Bereits zum Weihnachtsfest hatte der Kirchenkreis einen großen Teil seiner Krippenspiele und Christvespern für eine breite Online-Gemeinde im Internet zugänglich gemacht. Diese Angebote wurden, wie Determann weiter sagte, sehr dankbar vor allem von den einheimischen Gemeindegliedern angenommen: „Wir haben zahlreiche positive Rückmeldung und Dank-Mails für unser Engagement im Netz bekommen.“ Und auch die Zahlen sprechen eine deutliche Sprache. Für die insgesamt fünf Krippenspiele, vier Christvespern und einige weitere Online-Angebote im Advent verzeichnete der Kirchenkreis im Dezember laut Determann rund 5.500 Youtube-Aufrufe und eine Beitragsreichweite von mehr als 18.000 Personen auf Facebook. Hinzu komme der Youtube-Kanal des Teams von „heuteundmorgen“, die mit ihren Angeboten zum Advent und einer eigenen Christvesper ebenfalls eine große Gemeinde im Netz erreichen.

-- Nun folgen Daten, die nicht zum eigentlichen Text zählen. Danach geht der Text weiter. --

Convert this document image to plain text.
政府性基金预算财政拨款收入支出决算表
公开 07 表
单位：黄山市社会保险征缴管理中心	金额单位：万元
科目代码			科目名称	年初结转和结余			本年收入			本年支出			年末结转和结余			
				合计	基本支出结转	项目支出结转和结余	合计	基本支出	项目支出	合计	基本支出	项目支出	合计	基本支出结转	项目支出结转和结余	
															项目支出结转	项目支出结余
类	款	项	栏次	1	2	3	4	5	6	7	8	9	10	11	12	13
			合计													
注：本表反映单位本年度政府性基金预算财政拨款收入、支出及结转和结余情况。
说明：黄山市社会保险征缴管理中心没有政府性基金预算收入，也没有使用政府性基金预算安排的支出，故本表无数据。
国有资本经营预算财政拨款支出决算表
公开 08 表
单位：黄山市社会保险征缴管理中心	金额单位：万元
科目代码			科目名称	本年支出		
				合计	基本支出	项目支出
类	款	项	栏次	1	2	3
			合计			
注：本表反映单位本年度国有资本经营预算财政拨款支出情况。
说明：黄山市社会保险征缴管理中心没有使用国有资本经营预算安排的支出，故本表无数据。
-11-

Ein Fest unter anderen Vorzeichen

Kreativität und Online-Alternativen zu Präsenzgottesdiensten könnten noch eine Zeit lang gefragt sein. Man sei sich bewusst, dass die Pandemie das öffentliche Leben noch eine Weile im Griff haben werde und Einschränkungen mit sich bringe, machte Superintendent Simon deutlich, für den es in diesem Jahr das erste Mal in 30 Dienstjahren war, dass kein klassischer Gottesdienst zu feiern war. Pfarrer haben sonst zu Heiligabend einen sehr vollen Terminkalender. Er selbst sei in der offenen Stadtkirche Zehdenick gewesen. Mit Dankbarkeit hätten dort und anderswo Gemeindeglieder auch dieses Angebot angenommen. „Aber etwas hat doch gefehlt“, so Simon, der im Anschluss an die Aufzeichnung indes noch die aufgebauten Stationen in der Marienkirche betrachten wollte. „Dazu bin ich bis jetzt gar nicht gekommen.“
Noch bevor zahlreiche klassische Heiligabend-Gottesdienste abgesagt wurden, hatte sich das Team um den Granseer Pfarrer Christian Guth überlegt, diesen Stationen-Gottesdienst mit Mit-Mach-Angeboten unter dem Motto „Willkommen in Bethlehem“ zu gestalten, der den ganzen Nachmittag über besucht werden konnte, anstatt einer zentralen Christvesper, an der viel weniger Menschen hätten teilnehmen können als üblich.